I called AIG and they were right on top of it. They said the loan was bought on NOVEMBER 5- a few weeks after the short sale offer was submitted! The AIG rep did not seem pleased there had been a short sale in the works. He said they should have been told when they bought the loan, and that “Countrywide dropped the ball”. I wonder if they told him the property also had a foreclosure sale date set at the time?

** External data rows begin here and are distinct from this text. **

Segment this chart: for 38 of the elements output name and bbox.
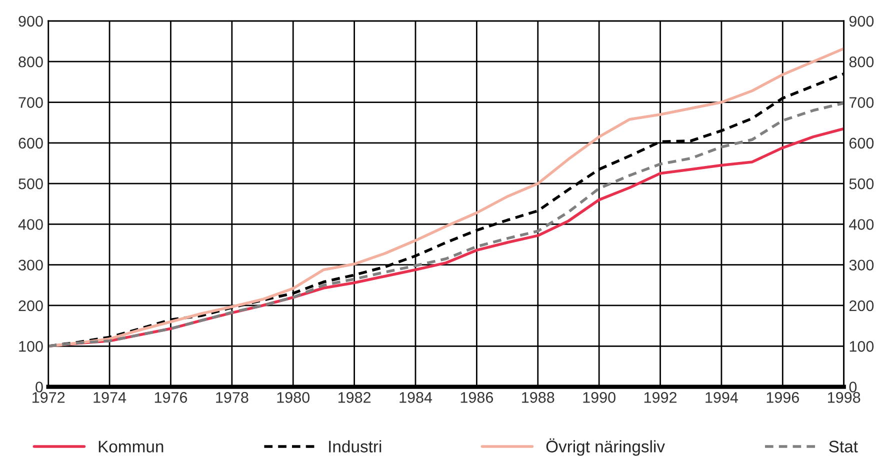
y-tick-label: 400 (18, 219, 43, 230)
y-tick-label: 700 (18, 97, 43, 108)
x-tick-label: 1980 (277, 392, 310, 403)
y2-tick-label: 300 (849, 260, 874, 271)
x-tick-label: 1988 (522, 392, 554, 403)
y-tick-label: 200 (18, 300, 43, 312)
legend-label: Stat (829, 440, 858, 452)
y2-tick-label: 500 (849, 178, 874, 190)
y2-tick-label: 100 (850, 341, 874, 352)
y2-tick-label: 700 (849, 97, 874, 108)
y2-tick-label: 0 (849, 382, 857, 392)
x-tick-label: 1998 (828, 392, 860, 403)
x-tick-label: 1994 (706, 392, 738, 403)
y2-tick-label: 200 (849, 300, 874, 312)
y2-tick-label: 400 (849, 219, 874, 230)
legend-label: Industri (329, 440, 382, 452)
y-tick-label: 900 (18, 16, 43, 27)
y-tick-label: 500 (18, 178, 43, 190)
y2-tick-label: 600 (849, 138, 874, 149)
x-tick-label: 1974 (94, 392, 126, 403)
x-tick-label: 1984 (400, 392, 432, 403)
y-tick-label: 0 (36, 382, 43, 392)
x-tick-label: 1978 (216, 392, 248, 403)
y2-tick-label: 900 (849, 16, 874, 27)
x-tick-label: 1982 (338, 392, 371, 403)
y-tick-label: 600 (18, 138, 43, 149)
x-tick-label: 1992 (644, 392, 676, 403)
y2-tick-label: 800 (849, 56, 874, 68)
x-tick-label: 1990 (583, 392, 616, 403)
legend-label: Kommun (98, 440, 164, 452)
x-tick-label: 1996 (766, 392, 799, 403)
x-tick-label: 1986 (460, 392, 494, 403)
x-tick-label: 1976 (154, 392, 188, 403)
y-tick-label: 800 (18, 56, 43, 68)
y-tick-label: 100 (19, 341, 43, 352)
x-tick-label: 1972 (32, 392, 65, 403)
y-tick-label: 300 (18, 260, 43, 271)
legend-label: Övrigt näringsliv (546, 438, 665, 456)
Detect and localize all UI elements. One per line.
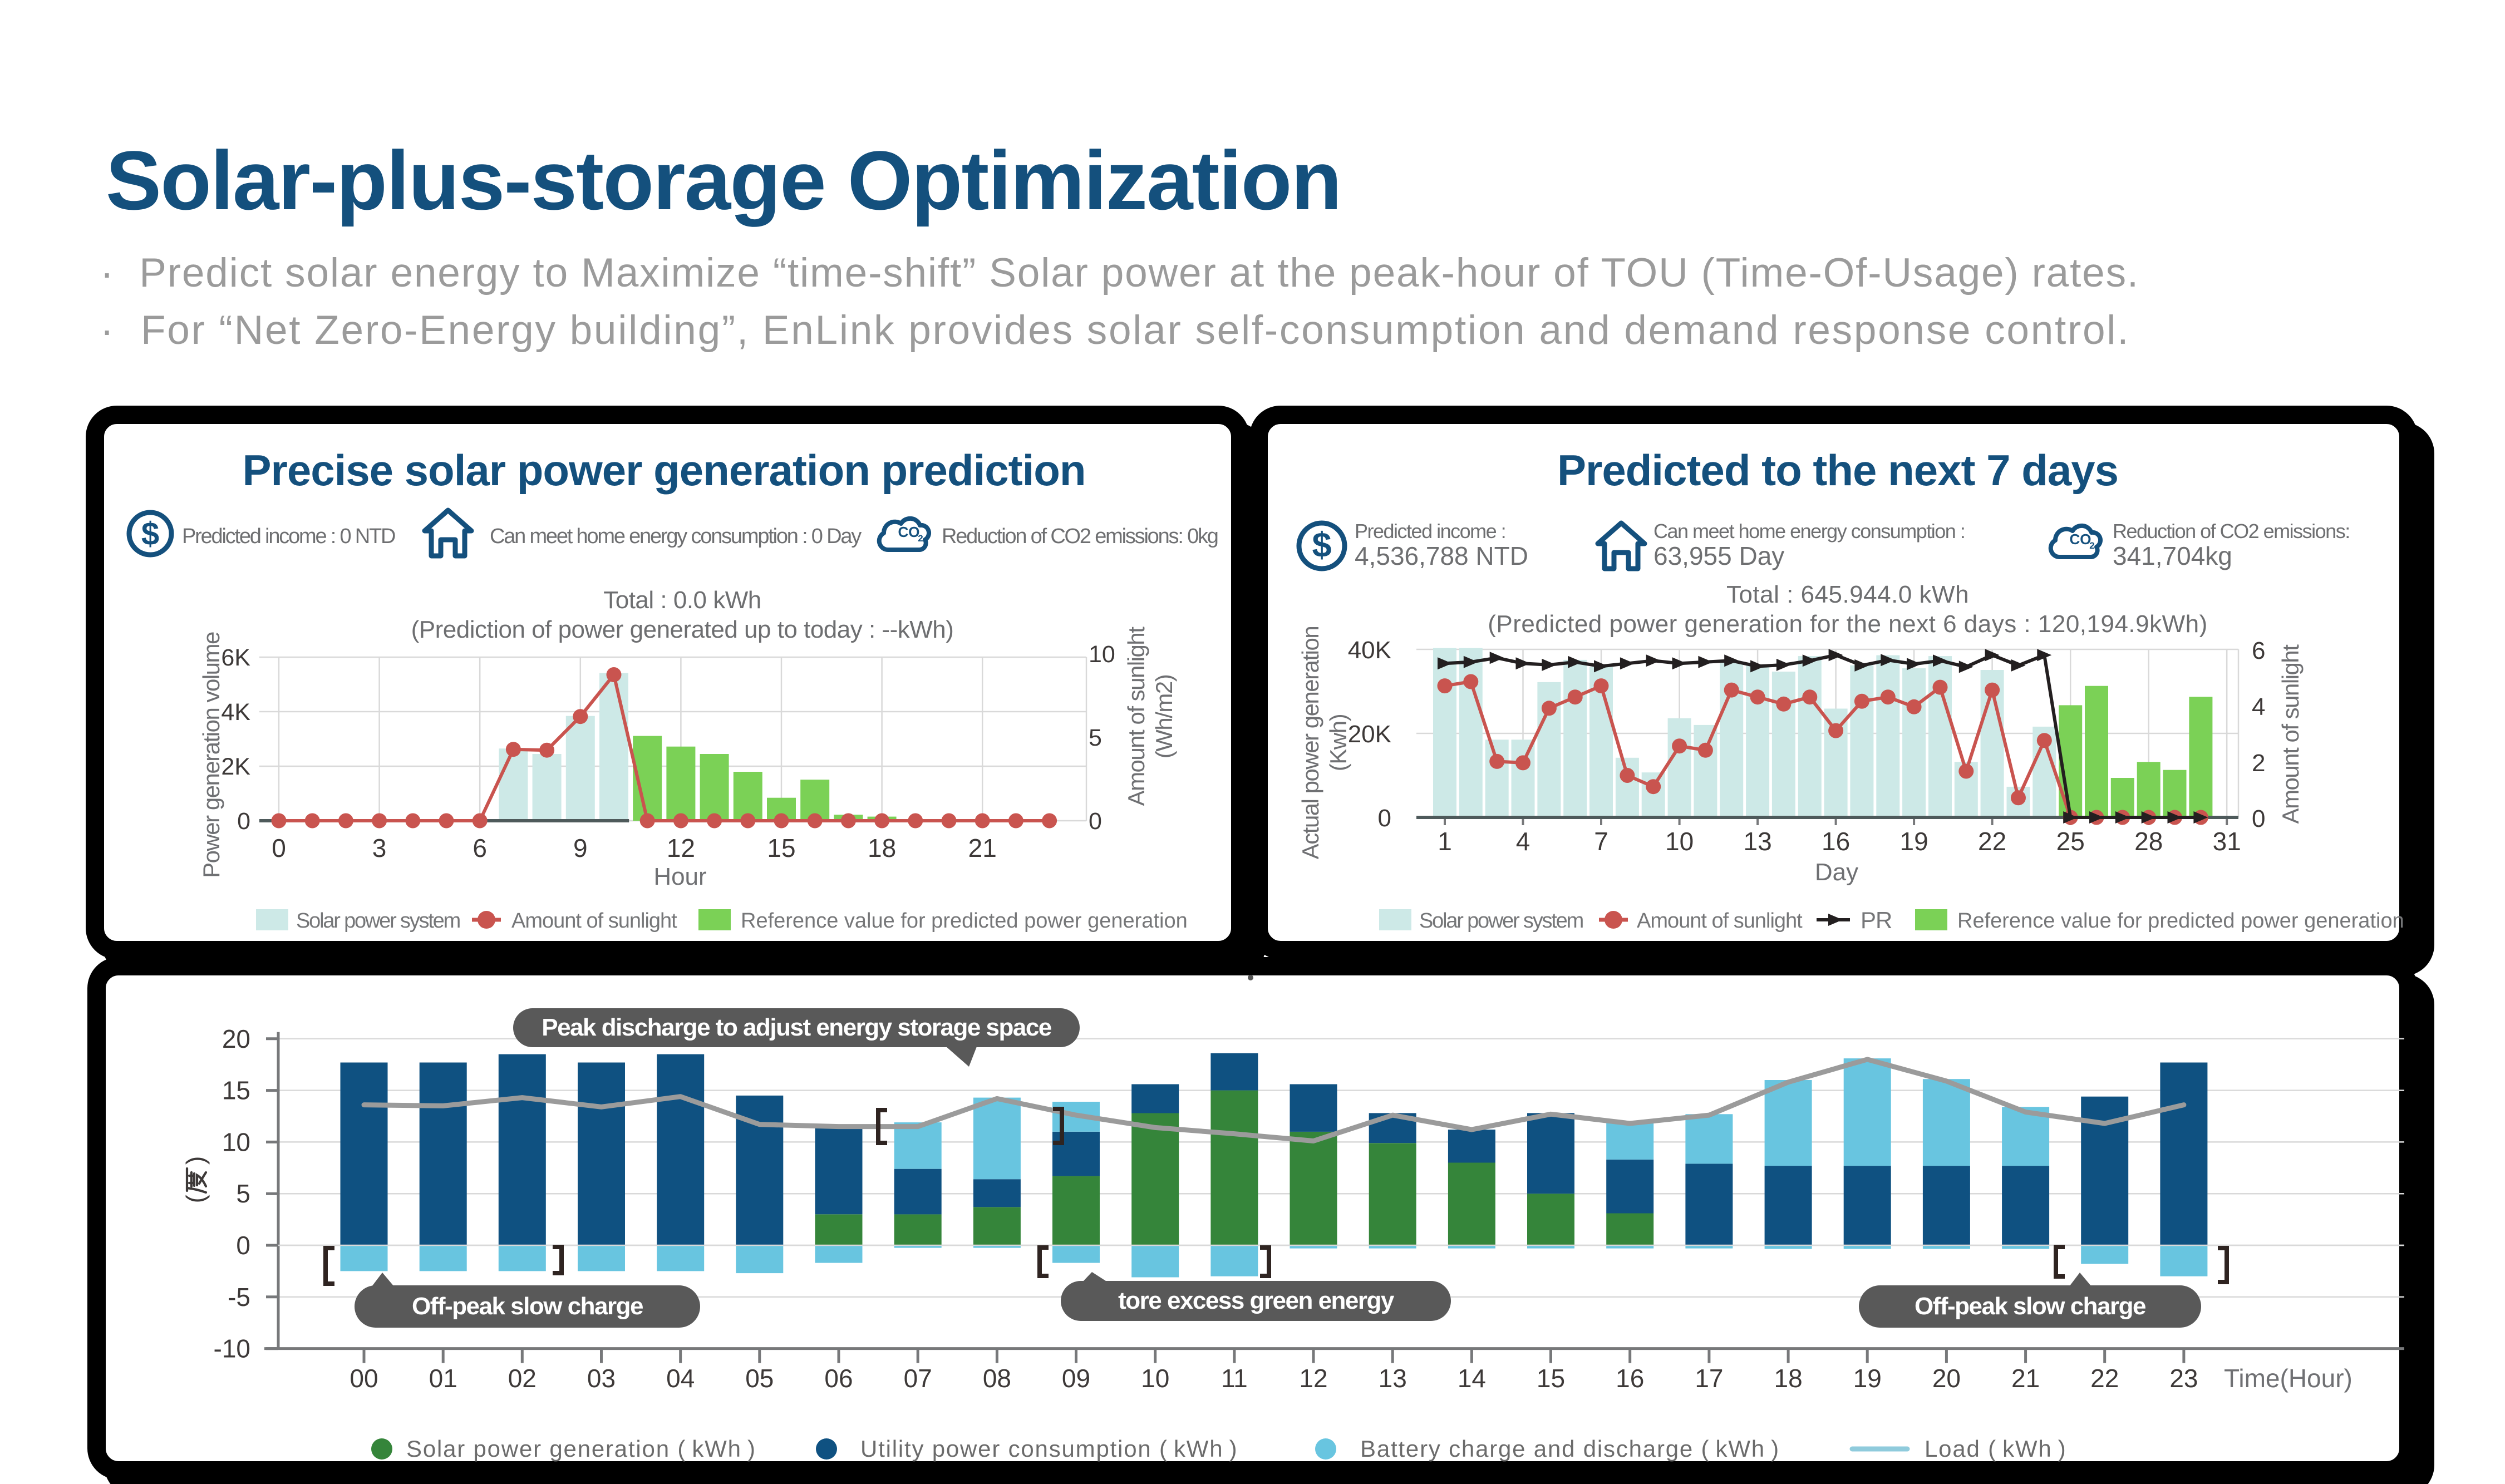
svg-text:6: 6 — [473, 834, 487, 862]
svg-text:4: 4 — [2252, 693, 2265, 721]
svg-text:00: 00 — [350, 1364, 378, 1393]
svg-text:06: 06 — [824, 1364, 853, 1393]
svg-text:0: 0 — [236, 1231, 250, 1260]
svg-text:2: 2 — [2089, 540, 2094, 551]
svg-text:6K: 6K — [221, 644, 250, 671]
svg-text:2: 2 — [918, 533, 923, 544]
svg-text:02: 02 — [508, 1364, 537, 1393]
svg-text:Time(Hour): Time(Hour) — [2224, 1364, 2353, 1393]
svg-text:CO: CO — [2070, 531, 2091, 548]
svg-text:0: 0 — [272, 834, 286, 862]
svg-text:Hour: Hour — [653, 863, 706, 890]
svg-text:0: 0 — [2252, 805, 2265, 832]
svg-text:11: 11 — [1221, 1364, 1248, 1393]
svg-text:10: 10 — [1141, 1364, 1169, 1393]
svg-text:21: 21 — [2011, 1364, 2040, 1393]
svg-text:15: 15 — [1537, 1364, 1565, 1393]
svg-text:01: 01 — [429, 1364, 457, 1393]
svg-text:16: 16 — [1822, 827, 1850, 856]
svg-text:4: 4 — [1516, 827, 1530, 856]
svg-text:9: 9 — [573, 834, 588, 862]
svg-text:2K: 2K — [221, 753, 250, 780]
svg-text:40K: 40K — [1348, 637, 1391, 664]
svg-text:$: $ — [141, 516, 159, 552]
svg-text:Day: Day — [1815, 859, 1858, 886]
svg-text:12: 12 — [1299, 1364, 1327, 1393]
svg-text:15: 15 — [222, 1076, 250, 1105]
svg-text:5: 5 — [236, 1179, 250, 1208]
svg-text:0: 0 — [1378, 805, 1391, 832]
svg-text:$: $ — [1312, 526, 1331, 565]
svg-text:6: 6 — [2252, 637, 2265, 664]
svg-text:2: 2 — [2252, 750, 2265, 777]
svg-text:10: 10 — [1665, 827, 1694, 856]
svg-text:09: 09 — [1062, 1364, 1090, 1393]
svg-text:3: 3 — [372, 834, 387, 862]
svg-text:18: 18 — [1774, 1364, 1803, 1393]
svg-text:10: 10 — [222, 1127, 250, 1156]
svg-text:-5: -5 — [228, 1283, 250, 1312]
svg-text:14: 14 — [1458, 1364, 1486, 1393]
svg-text:15: 15 — [767, 834, 795, 862]
svg-text:10: 10 — [1089, 641, 1115, 668]
svg-text:20: 20 — [1932, 1364, 1961, 1393]
svg-text:19: 19 — [1853, 1364, 1882, 1393]
svg-text:07: 07 — [904, 1364, 932, 1393]
svg-text:0: 0 — [1089, 808, 1102, 835]
svg-text:CO: CO — [898, 524, 920, 540]
svg-text:04: 04 — [666, 1364, 695, 1393]
svg-text:23: 23 — [2169, 1364, 2198, 1393]
svg-text:21: 21 — [968, 834, 997, 862]
svg-text:17: 17 — [1695, 1364, 1723, 1393]
svg-text:7: 7 — [1594, 827, 1608, 856]
svg-text:13: 13 — [1379, 1364, 1407, 1393]
svg-text:4K: 4K — [221, 699, 250, 726]
svg-text:22: 22 — [1978, 827, 2006, 856]
svg-text:(: ( — [181, 1194, 210, 1203]
svg-text:5: 5 — [1089, 724, 1102, 751]
svg-text:18: 18 — [868, 834, 896, 862]
svg-text:22: 22 — [2090, 1364, 2119, 1393]
svg-text:-10: -10 — [214, 1334, 250, 1363]
svg-text:0: 0 — [237, 808, 250, 835]
svg-text:13: 13 — [1744, 827, 1772, 856]
svg-text:03: 03 — [587, 1364, 616, 1393]
svg-text:05: 05 — [745, 1364, 774, 1393]
svg-text:25: 25 — [2056, 827, 2085, 856]
svg-text:08: 08 — [983, 1364, 1011, 1393]
svg-text:19: 19 — [1900, 827, 1928, 856]
svg-text:12: 12 — [667, 834, 695, 862]
svg-text:1: 1 — [1438, 827, 1452, 856]
svg-text:20K: 20K — [1348, 721, 1391, 748]
svg-text:16: 16 — [1616, 1364, 1644, 1393]
svg-text:20: 20 — [222, 1024, 250, 1053]
svg-text:28: 28 — [2134, 827, 2163, 856]
svg-text:): ) — [181, 1156, 210, 1165]
svg-text:31: 31 — [2213, 827, 2241, 856]
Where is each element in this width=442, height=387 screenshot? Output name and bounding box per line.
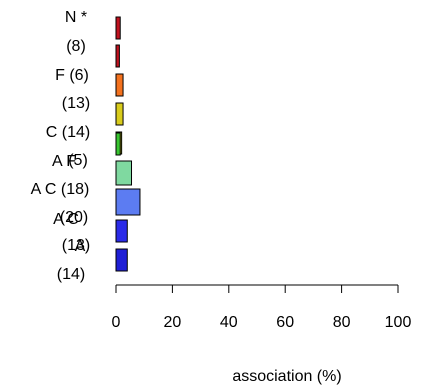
y-labels: N *(8)F (6)(13)C (14)(5)A FA C (18)(20)A… [31,9,91,283]
bar [115,160,133,186]
y-tick-label: N * [65,9,87,26]
x-axis-title: association (%) [232,368,341,385]
bar [115,102,124,126]
x-tick-label: 40 [220,314,238,331]
x-axis: 0 20 40 60 80 100 [112,284,412,331]
bar [115,248,128,272]
bar [115,44,120,68]
y-tick-label: (8) [66,38,86,55]
y-tick-label: A F [52,153,76,170]
x-tick-label: 100 [385,314,412,331]
bar [115,188,141,216]
bar [115,73,124,97]
x-tick-label: 60 [276,314,294,331]
bar [115,132,121,156]
y-tick-label: (14) [57,266,85,283]
bar [115,16,121,40]
y-tick-label: A [75,238,86,255]
y-tick-label: F (6) [55,67,89,84]
bar [115,219,128,243]
x-tick-label: 0 [112,314,121,331]
bars [115,16,141,272]
y-tick-label: (20) [60,209,88,226]
x-tick-label: 20 [164,314,182,331]
y-tick-label: (5) [68,152,88,169]
y-tick-label: A C (18) [31,181,90,198]
y-tick-label: C (14) [46,124,90,141]
y-tick-label: (13) [62,95,90,112]
x-tick-label: 80 [333,314,351,331]
y-tick-label: A C [53,211,79,228]
y-tick-label: (13) [62,237,90,254]
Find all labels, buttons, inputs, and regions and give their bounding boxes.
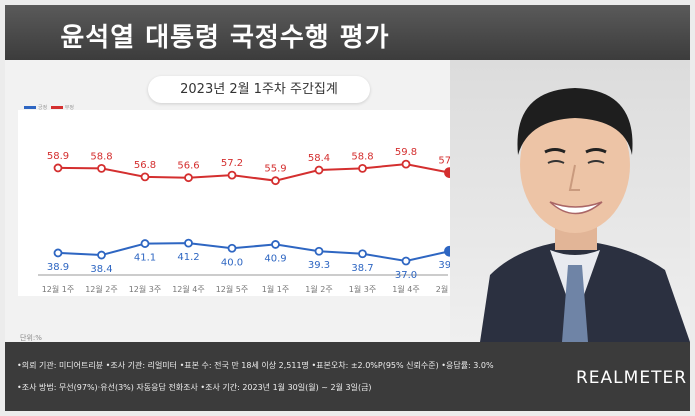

I have two big problems with this. One, is that Countrywide did not disclose pertinent and known information to me. I worked over two months on their good word for approval, when they tell me it will all be moot depending on what AIG says. Why didn’t they tell me this on November 5? Second, they did not disclose to the PMI company about the status of the loan. I have spoken to a local attorney who said there seem to be RESPA violations going on. He said there is a Florida doctrine “Holder in due course” which requires notification to a loan purchaser about anything affecting the loan prior to sale. He said when that is the case, the second mortgage purchaser has legal defenses which allow them to hold the loan free and clear of all defenses a borrower may have against the original note holder. He and my seller will go forward pursuing this if I run into a stone wall with these new negotiations. I asked the Countrywide loss mitigation department if I could switch negotiators, as it is quite apparent I have been misled. They said no.